Metrics and recommendations are transmitted to the platform and then made available to the source pack execution view.
schemas.json
The metrics file contains the metrics given by the pack about the source.
metrics.json Example:
[
{
"key": "dataset",
"value": "Heart Failure Prediction Dataset",
"scope": {
"perimeter": "dataset",
"value": "Heart Failure Prediction Dataset"
}
},
{
"key": "column",
"value": "Age",
"scope": {
"perimeter": "column",
"value": "Age"
}
},
{
"key": "column",
"value": "Sex",
"scope": {
"perimeter": "column",
"value": "Sex"
}
},
....
]
The schematics are then materialized in the pack view on the source page.
Publish a pack
Packs have authors, you can only publish a pack of which you are the author. You can see the author of a pack on the pack page:
Viewing the author of a pack
When adding partners, their public packs will be available to you in another tab on the application's packs page.
They'll also be listed using qalita pack list
you'll be able to use them just like any other pack.
However, you won't be able to modify them.
The author of these packs will be the "partner" user created when the partner was added.
To publish a pack, you must use the Qalita CLI:
- Install the Qalita CLI
pip install qalita
- Retrieve his API token from his profile page
- Connect to the platform
agentName=admin
fileName="$HOME/.qalita/.env-$agentName"
mkdir -p $(dirname $fileName)
echo "QALITA_AGENT_NAME=$agentName" > $fileName
echo "QALITA_AGENT_MODE=worker" >> $fileName
echo "QALITA_AGENT_ENDPOINT=http://localhost:3080/api/v1" >> $fileName
echo "QALITA_AGENT_TOKEN=" >> $fileName
- Move to the root of the pack's parent folder
Example for a pack named my-pack
:
/-- parent-folder <----- here
|-- my-pack_pack
| __init__.py
| my-pack.py
- Publish the pack
- Commande
- Result
qalita pack push -n my_pack
>>> qalita pack push -n my_pack
------------- Pack Validation -------------
Pack [my_pack] validated.
------------- Pack Push -------------
Pack [my_pack] published
New pack version [1.0.0] detected.
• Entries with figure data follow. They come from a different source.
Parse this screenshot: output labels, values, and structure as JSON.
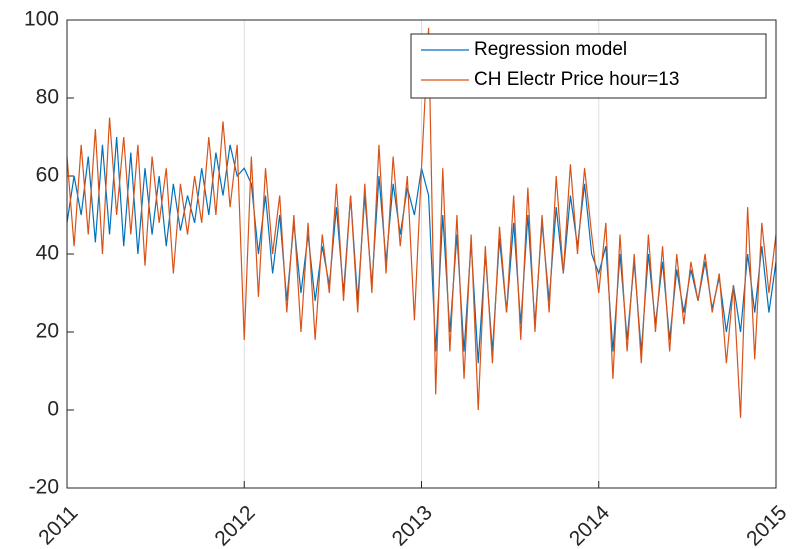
{
  "chart_data": {
    "type": "line",
    "x": [
      2011,
      2011.04,
      2011.08,
      2011.12,
      2011.16,
      2011.2,
      2011.24,
      2011.28,
      2011.32,
      2011.36,
      2011.4,
      2011.44,
      2011.48,
      2011.52,
      2011.56,
      2011.6,
      2011.64,
      2011.68,
      2011.72,
      2011.76,
      2011.8,
      2011.84,
      2011.88,
      2011.92,
      2011.96,
      2012,
      2012.04,
      2012.08,
      2012.12,
      2012.16,
      2012.2,
      2012.24,
      2012.28,
      2012.32,
      2012.36,
      2012.4,
      2012.44,
      2012.48,
      2012.52,
      2012.56,
      2012.6,
      2012.64,
      2012.68,
      2012.72,
      2012.76,
      2012.8,
      2012.84,
      2012.88,
      2012.92,
      2012.96,
      2013,
      2013.04,
      2013.08,
      2013.12,
      2013.16,
      2013.2,
      2013.24,
      2013.28,
      2013.32,
      2013.36,
      2013.4,
      2013.44,
      2013.48,
      2013.52,
      2013.56,
      2013.6,
      2013.64,
      2013.68,
      2013.72,
      2013.76,
      2013.8,
      2013.84,
      2013.88,
      2013.92,
      2013.96,
      2014,
      2014.04,
      2014.08,
      2014.12,
      2014.16,
      2014.2,
      2014.24,
      2014.28,
      2014.32,
      2014.36,
      2014.4,
      2014.44,
      2014.48,
      2014.52,
      2014.56,
      2014.6,
      2014.64,
      2014.68,
      2014.72,
      2014.76,
      2014.8,
      2014.84,
      2014.88,
      2014.92,
      2014.96,
      2015
    ],
    "series": [
      {
        "name": "Regression model",
        "color": "#0072bd",
        "values": [
          48,
          60,
          50,
          65,
          43,
          68,
          45,
          70,
          42,
          66,
          40,
          62,
          45,
          60,
          42,
          58,
          46,
          55,
          48,
          62,
          50,
          66,
          55,
          68,
          60,
          62,
          58,
          40,
          55,
          35,
          50,
          28,
          48,
          30,
          45,
          28,
          42,
          32,
          52,
          30,
          55,
          28,
          55,
          32,
          60,
          38,
          58,
          45,
          57,
          50,
          62,
          55,
          15,
          50,
          20,
          45,
          15,
          43,
          12,
          40,
          15,
          44,
          25,
          48,
          22,
          50,
          22,
          48,
          28,
          52,
          35,
          55,
          42,
          58,
          40,
          35,
          42,
          15,
          40,
          18,
          38,
          15,
          40,
          22,
          38,
          18,
          36,
          25,
          36,
          28,
          38,
          26,
          34,
          20,
          32,
          20,
          40,
          25,
          42,
          25,
          38
        ]
      },
      {
        "name": "CH Electr Price hour=13",
        "color": "#d95319",
        "values": [
          65,
          42,
          68,
          45,
          72,
          40,
          75,
          50,
          70,
          45,
          68,
          37,
          65,
          48,
          62,
          35,
          58,
          45,
          60,
          48,
          70,
          50,
          74,
          52,
          68,
          18,
          65,
          29,
          62,
          40,
          55,
          25,
          50,
          20,
          48,
          18,
          45,
          30,
          58,
          28,
          55,
          25,
          58,
          30,
          68,
          35,
          65,
          42,
          60,
          23,
          62,
          98,
          4,
          62,
          15,
          50,
          8,
          45,
          0,
          42,
          12,
          47,
          25,
          55,
          18,
          57,
          20,
          50,
          25,
          60,
          35,
          63,
          40,
          62,
          45,
          30,
          48,
          8,
          45,
          15,
          40,
          12,
          45,
          20,
          42,
          15,
          40,
          22,
          38,
          28,
          40,
          25,
          35,
          12,
          32,
          -2,
          52,
          13,
          48,
          30,
          45
        ]
      }
    ],
    "xlim": [
      2011,
      2015
    ],
    "xticks": [
      2011,
      2012,
      2013,
      2014,
      2015
    ],
    "ylim": [
      -20,
      100
    ],
    "yticks": [
      -20,
      0,
      20,
      40,
      60,
      80,
      100
    ],
    "xgrid": true,
    "legend": "top-right"
  }
}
Pushing pack version
Pack [my_pack] updated successfully
Pack asset uploaded
Pack pushed !
You can then find your pack on the platform:
Qalita Pack Assistant
You can use our conversational robot Qalita Pack Assistant to help you create your pack.
Our robot benefits from a knowledge base specific to the Qalita pack creation use case. It will guide you and optimize your productivity.
QALITA public packs
You can find Qalita public packs on our github repository. These packs are maintained by QALITA SAS and the community. All contributions are appreciated.